Relieve Shoulder Tension: The Benefits of Passive Shoulder Slides
If you spend hours hunched over a desk at your office in Brighton, you are likely no stranger to upper back stiffness and shoulder tightness. Poor posture and repetitive strain frequently lead to subluxations—minor misalignments in the spine and shoulder girdle—that restrict your natural range of motion. Passive Shoulder Slides | Brighton Physiotherapist. can be an important part of addressing these issues.
While visiting a local chiropractor is essential for restoring proper joint mechanics, incorporating specific rehabilitation exercises at home can significantly accelerate your recovery. One of the most effective, low-impact movements we recommend to our Brighton patients is the Passive Shoulder Slide. Interestingly, many of our clients ask about Passive Shoulder Slides | Brighton Physiotherapist. when seeking advice on shoulder mobility.
What are Passive Shoulder Slides?
Passive shoulder slides are a targeted mobility exercise designed to gently stretch the chest, shoulders, and upper back without placing undue stress or load on the rotator cuff muscles.

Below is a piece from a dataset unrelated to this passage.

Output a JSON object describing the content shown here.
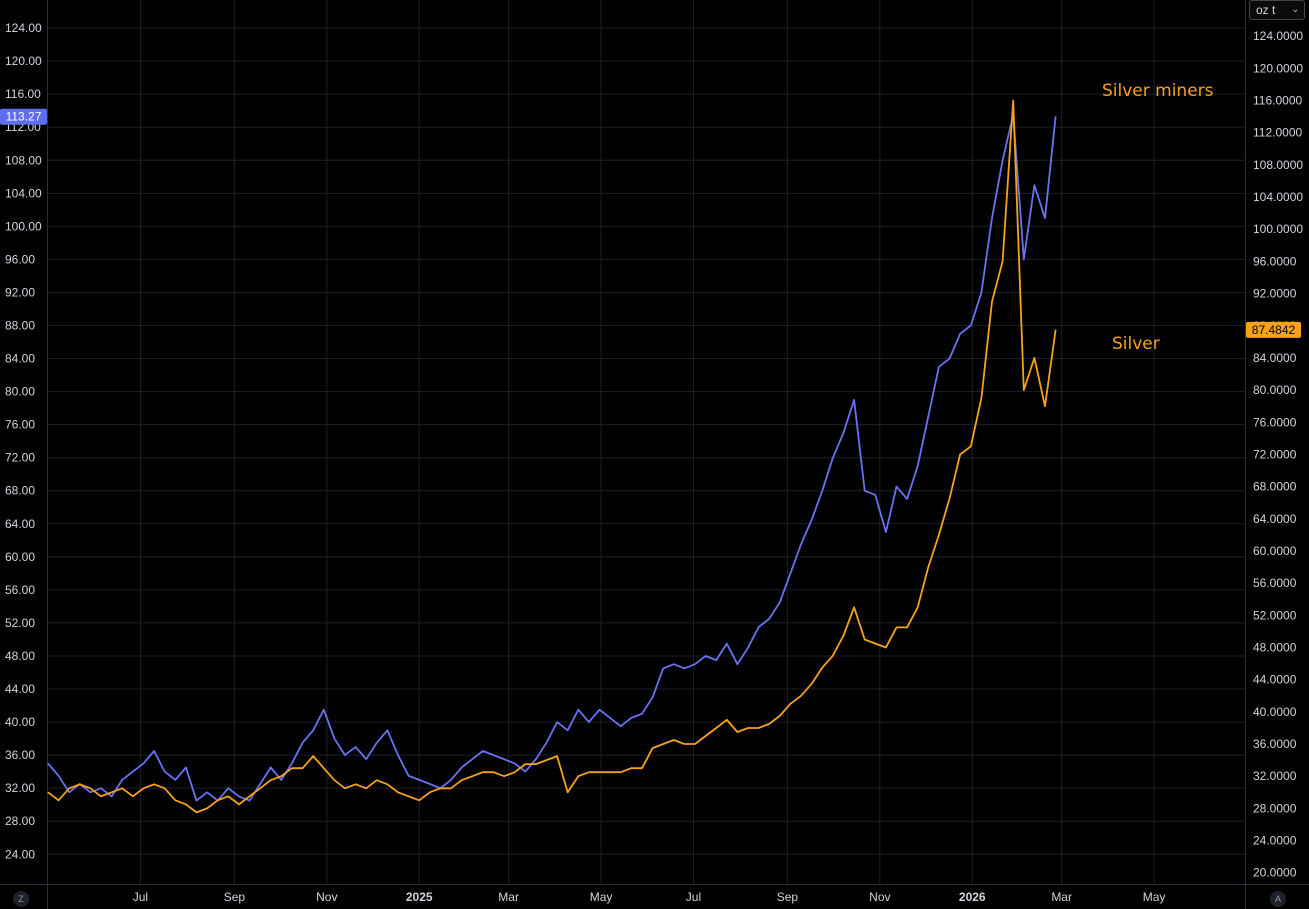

Unlike active exercises that require muscle contraction to lift a weight, passive slides utilize a smooth surface—like a wall or a foam roller—to guide your arms. This allows your shoulder joints to open up purely through controlled movement and gravity. As a result, Passive Shoulder Slides | Brighton Physiotherapist. is often suggested for gentle rehabilitation.
How to Perform the Exercise
- Positioning: Stand tall with your back, head, and heels flat against a solid wall.
- Setup: Raise your arms to a “goalpost” position, keeping your elbows and the back of your hands pressed firmly against the wall at a 90-degree angle.
- The Movement: Slowly slide your hands upward toward the ceiling, maintaining contact with the wall throughout the entire movement.
- Return: Go as high as you comfortably can without your lower back arching away from the wall, then slowly slide back down to the starting position. Aim for 2 to 3 sets of 10 repetitions daily.
By opening up the thoracic spine and retraining the scapula (shoulder blade) to glide smoothly, passive shoulder slides help alleviate chronic tension and prevent future injury. If you are struggling with persistent shoulder pain, contact our Brighton chiropractic clinic today to book a personalized assessment and alignment. To sum up, Passive Shoulder Slides | Brighton Physiotherapist. is a useful technique for overcoming common shoulder issues.